Large Corporations: '6 out of 10 Companies Have No New Hires This Year'

Input
2025-09-11 08:59:35
Updated
2025-09-11 08:59:35
Recruitment Market for Large Corporations Shrinks Compared to Last Year
[Seoul=Newsis] Signboard in front of the Korea Economic Association building in Yeongdeungpo-gu, Seoul. (Photo = Hankyung-hyeop) 2025.07.23. photo@newsis.com *Resale and DB prohibited /Photo=Newsis
[Financial News] There is a forecast that the recruitment market for large corporations in the second half of this year will shrink compared to last year.
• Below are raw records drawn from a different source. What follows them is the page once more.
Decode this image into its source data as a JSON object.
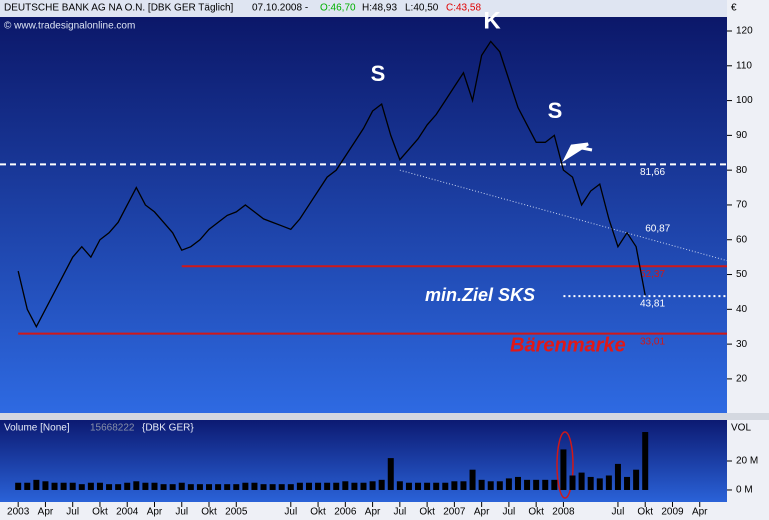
{
  "chart_data": {
    "type": "line",
    "header": {
      "name": "DEUTSCHE BANK AG NA O.N. [DBK GER  Täglich]",
      "date": "07.10.2008 -",
      "open": "O:46,70",
      "high": "H:48,93",
      "low": "L:40,50",
      "close": "C:43,58"
    },
    "copyright": "© www.tradesignalonline.com",
    "currency": "€",
    "x": [
      "2003-01",
      "2003-02",
      "2003-03",
      "2003-04",
      "2003-05",
      "2003-06",
      "2003-07",
      "2003-08",
      "2003-09",
      "2003-10",
      "2003-11",
      "2003-12",
      "2004-01",
      "2004-02",
      "2004-03",
      "2004-04",
      "2004-05",
      "2004-06",
      "2004-07",
      "2004-08",
      "2004-09",
      "2004-10",
      "2004-11",
      "2004-12",
      "2005-01",
      "2005-02",
      "2005-03",
      "2005-04",
      "2005-05",
      "2005-06",
      "2005-07",
      "2005-08",
      "2005-09",
      "2005-10",
      "2005-11",
      "2005-12",
      "2006-01",
      "2006-02",
      "2006-03",
      "2006-04",
      "2006-05",
      "2006-06",
      "2006-07",
      "2006-08",
      "2006-09",
      "2006-10",
      "2006-11",
      "2006-12",
      "2007-01",
      "2007-02",
      "2007-03",
      "2007-04",
      "2007-05",
      "2007-06",
      "2007-07",
      "2007-08",
      "2007-09",
      "2007-10",
      "2007-11",
      "2007-12",
      "2008-01",
      "2008-02",
      "2008-03",
      "2008-04",
      "2008-05",
      "2008-06",
      "2008-07",
      "2008-08",
      "2008-09",
      "2008-10"
    ],
    "series": [
      {
        "name": "DEUTSCHE BANK AG NA O.N.",
        "color": "#000000",
        "values": [
          51,
          40,
          35,
          40,
          45,
          50,
          55,
          58,
          55,
          60,
          62,
          65,
          70,
          75,
          70,
          68,
          65,
          62,
          57,
          58,
          60,
          63,
          65,
          67,
          68,
          70,
          68,
          66,
          65,
          64,
          63,
          66,
          70,
          74,
          78,
          80,
          84,
          88,
          92,
          97,
          99,
          90,
          83,
          86,
          89,
          93,
          96,
          100,
          104,
          108,
          100,
          113,
          117,
          114,
          106,
          98,
          93,
          88,
          88,
          90,
          80,
          78,
          70,
          74,
          76,
          66,
          58,
          62,
          58,
          44
        ]
      }
    ],
    "xlim": [
      "2002-11",
      "2009-07"
    ],
    "ylim": [
      10.2,
      124.6
    ],
    "yticks": [
      20,
      30,
      40,
      50,
      60,
      70,
      80,
      90,
      100,
      110,
      120
    ],
    "xticks": [
      {
        "value": "2003-01",
        "label": "2003"
      },
      {
        "value": "2003-04",
        "label": "Apr"
      },
      {
        "value": "2003-07",
        "label": "Jul"
      },
      {
        "value": "2003-10",
        "label": "Okt"
      },
      {
        "value": "2004-01",
        "label": "2004"
      },
      {
        "value": "2004-04",
        "label": "Apr"
      },
      {
        "value": "2004-07",
        "label": "Jul"
      },
      {
        "value": "2004-10",
        "label": "Okt"
      },
      {
        "value": "2005-01",
        "label": "2005"
      },
      {
        "value": "2005-07",
        "label": "Jul"
      },
      {
        "value": "2005-10",
        "label": "Okt"
      },
      {
        "value": "2006-01",
        "label": "2006"
      },
      {
        "value": "2006-04",
        "label": "Apr"
      },
      {
        "value": "2006-07",
        "label": "Jul"
      },
      {
        "value": "2006-10",
        "label": "Okt"
      },
      {
        "value": "2007-01",
        "label": "2007"
      },
      {
        "value": "2007-04",
        "label": "Apr"
      },
      {
        "value": "2007-07",
        "label": "Jul"
      },
      {
        "value": "2007-10",
        "label": "Okt"
      },
      {
        "value": "2008-01",
        "label": "2008"
      },
      {
        "value": "2008-07",
        "label": "Jul"
      },
      {
        "value": "2008-10",
        "label": "Okt"
      },
      {
        "value": "2009-01",
        "label": "2009"
      },
      {
        "value": "2009-04",
        "label": "Apr"
      }
    ],
    "levels": [
      {
        "value": 81.66,
        "label": "81,66",
        "from": "2002-11",
        "color": "#ffffff",
        "style": "dashed"
      },
      {
        "value": 52.37,
        "label": "52,37",
        "from": "2004-07",
        "color": "#d01818",
        "style": "solid"
      },
      {
        "value": 43.81,
        "label": "43,81",
        "from": "2008-01",
        "color": "#ffffff",
        "style": "dotted"
      },
      {
        "value": 33.01,
        "label": "33,01",
        "from": "2003-01",
        "color": "#d01818",
        "style": "solid"
      }
    ],
    "trendline": {
      "x": [
        "2006-07",
        "2009-07"
      ],
      "values": [
        80,
        54
      ],
      "label": {
        "value": 60.87,
        "label": "60,87"
      },
      "label_x": "2008-10"
    },
    "annotations": [
      "S",
      "K",
      "S",
      "min.Ziel SKS",
      "Bärenmarke"
    ],
    "volume": {
      "title": "Volume [None]",
      "last": 15668222,
      "symbol": "{DBK GER}",
      "axis_title": "VOL",
      "color": "#000000",
      "values": [
        5,
        5,
        7,
        6,
        5,
        5,
        5,
        4,
        5,
        5,
        4,
        4,
        5,
        6,
        5,
        5,
        4,
        4,
        5,
        4,
        4,
        4,
        4,
        4,
        4,
        5,
        5,
        4,
        4,
        4,
        4,
        5,
        5,
        5,
        5,
        5,
        6,
        5,
        5,
        6,
        7,
        22,
        6,
        5,
        5,
        5,
        5,
        5,
        6,
        6,
        14,
        7,
        6,
        6,
        8,
        9,
        7,
        7,
        7,
        7,
        28,
        10,
        12,
        9,
        8,
        10,
        18,
        9,
        14,
        40
      ],
      "ylim": [
        -8.3,
        48.3
      ],
      "yticks": [
        {
          "value": 20,
          "label": "20 M"
        },
        {
          "value": 0,
          "label": "0 M"
        }
      ]
    }
  }
}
The Korea Economic Association (Hankyung-hyeop) commissioned Research & Research to survey the top 500 companies by sales (121 responding companies), and it was found that 62.8% have no plans for new hires in the second half of this year or are undecided. This is an increase of 5.3 percentage points compared to the second half of last year (57.5%). 'Undecided' decreased by 2.0 percentage points to 38.0%, and 'None' increased by 7.3 percentage points to 24.8%.
Among the companies that have established recruitment plans, 37.8% plan to reduce the scale compared to last year, and 24.4% plan to increase it. 37.8% plan to maintain a similar level. Companies reducing recruitment increased by 20.2 percentage points compared to the second half of last year, and those expanding increased by 6.8 percentage points.
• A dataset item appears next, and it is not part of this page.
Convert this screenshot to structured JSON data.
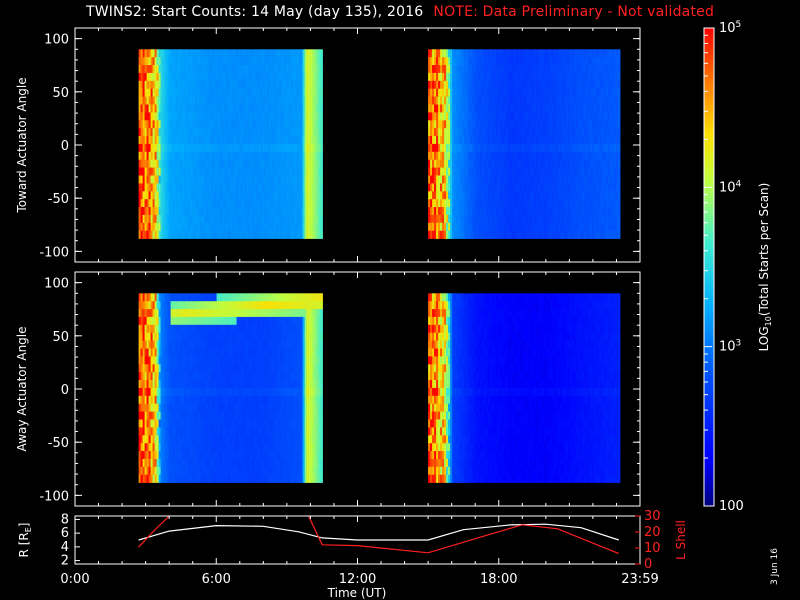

Hankyung-hyeop analyzed, "The proportion of companies without recruitment plans in the second half of this year has increased significantly compared to last year, and the proportion of companies planning to reduce the scale among those with recruitment plans has also more than doubled compared to last year, raising concerns that the recruitment market will shrink compared to last year."

Hankyung-hyeop '2025 Second Half New Graduate Recruitment Plan'. Provided by Hankyung-hyeop

Hankyung-hyeop '2025 Second Half New Graduate Recruitment Plan'. Provided by Hankyung-hyeop

By industry, the proportion of undecided or no recruitment plans was high in construction and civil engineering (83.3%), food products (70.0%), steel and metal (69.2%), and petrochemicals and products (68.7%). These are mainly industries experiencing restructuring, economic downturns, and cost pressures.   
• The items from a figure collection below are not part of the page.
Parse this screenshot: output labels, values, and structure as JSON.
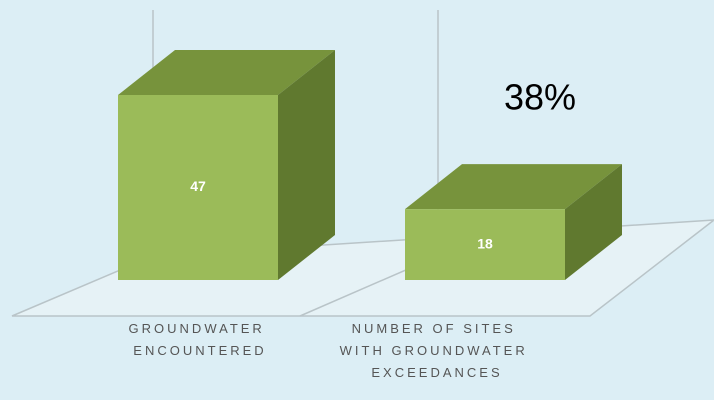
{
  "chart_data": {
    "type": "bar3d",
    "categories": [
      "GROUNDWATER ENCOUNTERED",
      "NUMBER OF SITES WITH GROUNDWATER EXCEEDANCES"
    ],
    "values": [
      47,
      18
    ],
    "annotation": "38%",
    "color": "#9bbb59"
  }
}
The most cited reason for not hiring new employees or not increasing recruitment scale was 'management austerity to respond to increased internal and external uncertainties and deteriorating corporate profitability' (56.2%). This was followed by 'increased cost burden due to rising raw material prices and labor costs' (12.5%), and 'economic downturn due to prolonged global recession and high exchange rates' (9.4%).
Companies that responded they would increase new hires cited 'securing future talent regardless of economic conditions' (45.4%), 'increased demand for manpower in new industries or new job categories' (36.4%), and 'replacement due to existing workforce attrition' (18.2%) as reasons.
Challenges in new recruitment included 'difficulty finding talent that meets the required level' (29.4%), 'early resignation of recruits' (24.0%), 'attrition during the recruitment process' (19.3%), and 'many false applicants' (14.7%). 'Lack of talent in science and technology fields such as new industries and new technologies' was 2.9%. The job categories experiencing difficulties in securing manpower were research and development (35.9%), professional and technical positions (22.3%), and production and field positions (15.9%).
Policy tasks for promoting new graduate recruitment included 'inducing corporate investment and employment expansion through regulatory relaxation' (38.9%), 'expanding incentives for companies that increase employment' (22.3%), 'strengthening support for companies in new industry growth areas' (10.7%), and 'resolving mismatches between job seeker capabilities and employer needs' (10.7%).
Lee Sang-ho, head of the Economic and Industrial Headquarters of Hankyung-hyeop, emphasized, "Traditional core industries are losing vitality, and companies in new industry fields have not yet gained enough competitiveness to expand employment. In a situation where the management environment has become more difficult due to amendments to the labor and commercial laws, the government and the National Assembly should support companies' employment capacity through various regulatory relaxations and investment support."